Your (current) clients are only part of the story

Oct 1, 2019 | Business Strategy, Strategy

When I am invited to speak at a firm’s away day the organisers often want me to influence the older partners whom the management team consider to be complacent.

They tell me that some of these partners, with their well established client portfolios, are resistant to change and to doing things differently. That their attitude and approach risks holding the firm back as it seeks to evolve ready for the anticipated impact of the 4th industrial revolution.

Sometimes these concerns about the ‘older’ partners are well founded. Especially when such partners are approaching retirement – although their attitudes are often impacted by the terms on which they will be leaving the firm.  And these can vary enormously.

Other times I find, when chatting with the older partners, that they know things have to change.  And they don’t want to hold the firm back. Typically though they also don’t want to be at the forefront of change and doing things differently.

In order to engage the more reluctant older partners in my presentations I address a key issue that many other commentators seem to overlook:

The need for changing attitudes, systems and processes is not about your current clients. It’s about your future clients!

I agree with what many of you may be thinking, that most of your existing clients aren’t going to suddenly run off and switch to another accountant.

That’s not the issue here. The real question is how easy will it be for the firm to win new clients in the future?

How easy does the firm currently find this – to win profitable new clients and to get paid good fees for the work the firm does for them?

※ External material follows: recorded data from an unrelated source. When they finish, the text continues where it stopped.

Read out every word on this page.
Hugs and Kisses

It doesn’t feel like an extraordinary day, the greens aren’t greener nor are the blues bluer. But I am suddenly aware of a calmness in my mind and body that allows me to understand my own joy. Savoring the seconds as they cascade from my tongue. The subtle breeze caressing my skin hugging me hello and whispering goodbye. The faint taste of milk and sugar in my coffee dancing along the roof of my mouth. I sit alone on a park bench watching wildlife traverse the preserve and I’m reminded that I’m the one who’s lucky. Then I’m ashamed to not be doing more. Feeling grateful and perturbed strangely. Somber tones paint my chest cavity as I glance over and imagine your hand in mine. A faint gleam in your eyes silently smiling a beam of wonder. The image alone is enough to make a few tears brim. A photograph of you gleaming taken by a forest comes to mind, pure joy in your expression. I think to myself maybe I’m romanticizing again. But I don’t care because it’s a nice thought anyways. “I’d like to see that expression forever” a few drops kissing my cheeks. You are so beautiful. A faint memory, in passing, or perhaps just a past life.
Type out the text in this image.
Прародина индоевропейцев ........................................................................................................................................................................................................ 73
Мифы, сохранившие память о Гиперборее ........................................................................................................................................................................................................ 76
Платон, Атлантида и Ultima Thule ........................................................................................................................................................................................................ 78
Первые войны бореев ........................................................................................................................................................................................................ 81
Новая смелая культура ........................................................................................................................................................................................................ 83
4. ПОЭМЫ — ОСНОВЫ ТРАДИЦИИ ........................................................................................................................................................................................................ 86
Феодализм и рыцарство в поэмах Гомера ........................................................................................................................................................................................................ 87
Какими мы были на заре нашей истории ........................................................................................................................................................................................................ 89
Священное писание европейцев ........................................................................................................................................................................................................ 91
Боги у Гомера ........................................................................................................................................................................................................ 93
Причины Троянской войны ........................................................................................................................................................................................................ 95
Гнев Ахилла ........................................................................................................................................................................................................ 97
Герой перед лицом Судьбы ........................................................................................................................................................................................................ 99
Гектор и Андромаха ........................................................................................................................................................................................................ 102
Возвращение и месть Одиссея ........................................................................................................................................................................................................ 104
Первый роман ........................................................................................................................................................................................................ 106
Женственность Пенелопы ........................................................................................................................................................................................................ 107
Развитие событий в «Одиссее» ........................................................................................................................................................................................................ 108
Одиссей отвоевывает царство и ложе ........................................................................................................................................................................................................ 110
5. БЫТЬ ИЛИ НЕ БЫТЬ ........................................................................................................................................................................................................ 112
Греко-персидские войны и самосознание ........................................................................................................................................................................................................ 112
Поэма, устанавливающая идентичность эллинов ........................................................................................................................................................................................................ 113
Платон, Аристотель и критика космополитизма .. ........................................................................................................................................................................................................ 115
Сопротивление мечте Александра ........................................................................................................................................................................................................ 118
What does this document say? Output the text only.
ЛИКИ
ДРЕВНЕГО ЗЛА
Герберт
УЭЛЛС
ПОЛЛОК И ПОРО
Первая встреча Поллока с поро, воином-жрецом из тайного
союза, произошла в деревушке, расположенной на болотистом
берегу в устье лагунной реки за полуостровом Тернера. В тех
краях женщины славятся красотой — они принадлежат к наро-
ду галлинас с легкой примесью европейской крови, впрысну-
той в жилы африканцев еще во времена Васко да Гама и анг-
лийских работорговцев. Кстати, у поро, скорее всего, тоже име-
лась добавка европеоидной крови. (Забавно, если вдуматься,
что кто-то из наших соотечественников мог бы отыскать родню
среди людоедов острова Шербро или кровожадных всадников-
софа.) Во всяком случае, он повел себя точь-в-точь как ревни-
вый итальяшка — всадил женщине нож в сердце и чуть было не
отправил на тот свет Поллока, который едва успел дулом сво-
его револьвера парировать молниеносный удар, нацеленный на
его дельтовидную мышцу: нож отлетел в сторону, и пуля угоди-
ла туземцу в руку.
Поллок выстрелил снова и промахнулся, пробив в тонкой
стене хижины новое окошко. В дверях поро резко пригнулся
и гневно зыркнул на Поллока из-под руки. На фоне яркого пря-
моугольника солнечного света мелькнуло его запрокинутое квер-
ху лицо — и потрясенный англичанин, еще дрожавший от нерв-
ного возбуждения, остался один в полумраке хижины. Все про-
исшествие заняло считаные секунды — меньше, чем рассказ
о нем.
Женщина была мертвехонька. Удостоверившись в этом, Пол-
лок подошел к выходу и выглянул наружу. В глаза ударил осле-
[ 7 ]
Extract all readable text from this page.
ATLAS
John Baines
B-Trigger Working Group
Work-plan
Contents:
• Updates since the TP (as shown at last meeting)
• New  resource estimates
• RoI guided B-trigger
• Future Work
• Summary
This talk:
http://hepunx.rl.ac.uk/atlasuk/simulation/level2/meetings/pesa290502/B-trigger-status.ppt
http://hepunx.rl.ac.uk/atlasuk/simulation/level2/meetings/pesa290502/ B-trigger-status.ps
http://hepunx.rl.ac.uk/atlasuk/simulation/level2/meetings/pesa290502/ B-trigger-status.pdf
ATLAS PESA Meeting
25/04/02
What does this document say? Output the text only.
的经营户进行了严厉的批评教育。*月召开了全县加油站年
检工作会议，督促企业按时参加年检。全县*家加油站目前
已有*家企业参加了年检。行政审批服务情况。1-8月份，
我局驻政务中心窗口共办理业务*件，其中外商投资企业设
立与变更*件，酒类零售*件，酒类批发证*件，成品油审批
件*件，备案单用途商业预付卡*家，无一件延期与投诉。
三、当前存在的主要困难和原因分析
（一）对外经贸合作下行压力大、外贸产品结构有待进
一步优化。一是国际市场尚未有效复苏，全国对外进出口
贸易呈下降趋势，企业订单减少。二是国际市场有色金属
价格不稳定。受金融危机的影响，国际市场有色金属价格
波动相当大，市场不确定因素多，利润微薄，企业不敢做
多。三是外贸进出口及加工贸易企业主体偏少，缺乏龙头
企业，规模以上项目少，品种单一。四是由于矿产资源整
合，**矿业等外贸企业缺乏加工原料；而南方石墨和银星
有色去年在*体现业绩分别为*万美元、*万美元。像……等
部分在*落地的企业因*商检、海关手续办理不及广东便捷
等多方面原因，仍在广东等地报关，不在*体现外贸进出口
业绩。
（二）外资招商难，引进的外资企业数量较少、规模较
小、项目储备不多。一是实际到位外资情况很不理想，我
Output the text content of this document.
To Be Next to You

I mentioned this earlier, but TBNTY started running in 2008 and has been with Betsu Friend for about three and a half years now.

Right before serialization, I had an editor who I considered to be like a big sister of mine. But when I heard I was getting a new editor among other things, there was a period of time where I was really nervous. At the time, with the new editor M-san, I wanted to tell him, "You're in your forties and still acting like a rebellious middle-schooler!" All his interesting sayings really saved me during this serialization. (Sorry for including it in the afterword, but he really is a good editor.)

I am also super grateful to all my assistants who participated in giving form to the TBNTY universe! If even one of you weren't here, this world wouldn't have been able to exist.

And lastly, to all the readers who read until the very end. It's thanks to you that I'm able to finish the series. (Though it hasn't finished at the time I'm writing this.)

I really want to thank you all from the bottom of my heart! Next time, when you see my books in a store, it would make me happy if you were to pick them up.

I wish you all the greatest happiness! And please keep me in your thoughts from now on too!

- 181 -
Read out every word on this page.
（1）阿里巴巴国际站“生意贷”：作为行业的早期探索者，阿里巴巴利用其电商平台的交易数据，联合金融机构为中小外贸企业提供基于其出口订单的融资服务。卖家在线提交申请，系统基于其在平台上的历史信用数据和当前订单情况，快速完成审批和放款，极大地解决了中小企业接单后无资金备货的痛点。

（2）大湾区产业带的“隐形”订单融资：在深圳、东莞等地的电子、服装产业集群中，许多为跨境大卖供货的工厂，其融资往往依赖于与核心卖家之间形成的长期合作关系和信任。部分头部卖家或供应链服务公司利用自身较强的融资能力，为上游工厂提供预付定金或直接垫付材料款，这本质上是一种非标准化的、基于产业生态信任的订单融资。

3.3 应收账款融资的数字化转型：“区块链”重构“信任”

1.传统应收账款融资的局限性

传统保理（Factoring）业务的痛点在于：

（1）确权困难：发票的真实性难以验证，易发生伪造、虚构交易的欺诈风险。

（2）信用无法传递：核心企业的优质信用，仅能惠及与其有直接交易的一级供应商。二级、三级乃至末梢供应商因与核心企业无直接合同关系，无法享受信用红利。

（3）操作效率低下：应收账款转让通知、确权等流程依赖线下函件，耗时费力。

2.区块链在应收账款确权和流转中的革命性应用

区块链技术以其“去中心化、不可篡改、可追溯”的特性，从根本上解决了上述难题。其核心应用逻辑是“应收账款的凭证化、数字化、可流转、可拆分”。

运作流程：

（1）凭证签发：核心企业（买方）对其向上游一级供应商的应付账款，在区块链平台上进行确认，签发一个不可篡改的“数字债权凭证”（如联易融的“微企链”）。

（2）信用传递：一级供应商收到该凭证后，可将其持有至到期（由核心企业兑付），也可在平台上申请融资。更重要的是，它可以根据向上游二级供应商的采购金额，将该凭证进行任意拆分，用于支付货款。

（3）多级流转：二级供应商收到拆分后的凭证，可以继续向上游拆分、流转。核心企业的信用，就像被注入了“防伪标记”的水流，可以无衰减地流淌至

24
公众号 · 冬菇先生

Remember, it’s not just about how easy do you, as a very experienced and well connected partner find this activity. We’re talking here about the rest of the firm and especially those who will be responsible after you’ve retired.

The world is changing. Future clients will be looking for different support and help from their accountants; firms like yours will be facing new competition; and your colleagues will need the skills to provide the support new clients require.

Your current clients may well stay with you and be happy, but the firm is going to find it increasingly challenging to win new clients or even to replace the fees paid by current  clients as they die, sell up or move off for whatever other reason.

As you listen to this talk, please think about what you and your successors are going to have to do differently to win your future clients. How will you get them? Where will you find them? And why should they come to your firm and pay you good fees?

The ways that you and the firm won new clients in the past, even the recent past, will not be replicable very far into the future. Referrals and brand name awareness will not be sufficient as business owners and CFOs become increasingly aware of lower cost options. And your younger colleagues will need to be able to evidence a broader range of skills perhaps than those that you needed to prove before you won your clients back in the day.

At some stage over the next few years, future clients will be far less interested in appointing accountants to help with recurring compliance work.

Please remember that some of your competitors may already have adopted some of the newest techniques and focus. And there will be more such competition over the next few years.

I find that this acknowledgement helps engage the ‘older’ partners. The need for change is not about your (current) clients. It’s about those that the firm needs to win in the future. Nothing is changing overnight, but, as I cover later in my talks, big changes are coming and the firm needs to be ready for these, or else ambitious managers and partners will leave the firm and set up practice elsewhere with a lower cost basis and more flexibility to operate in a modern way.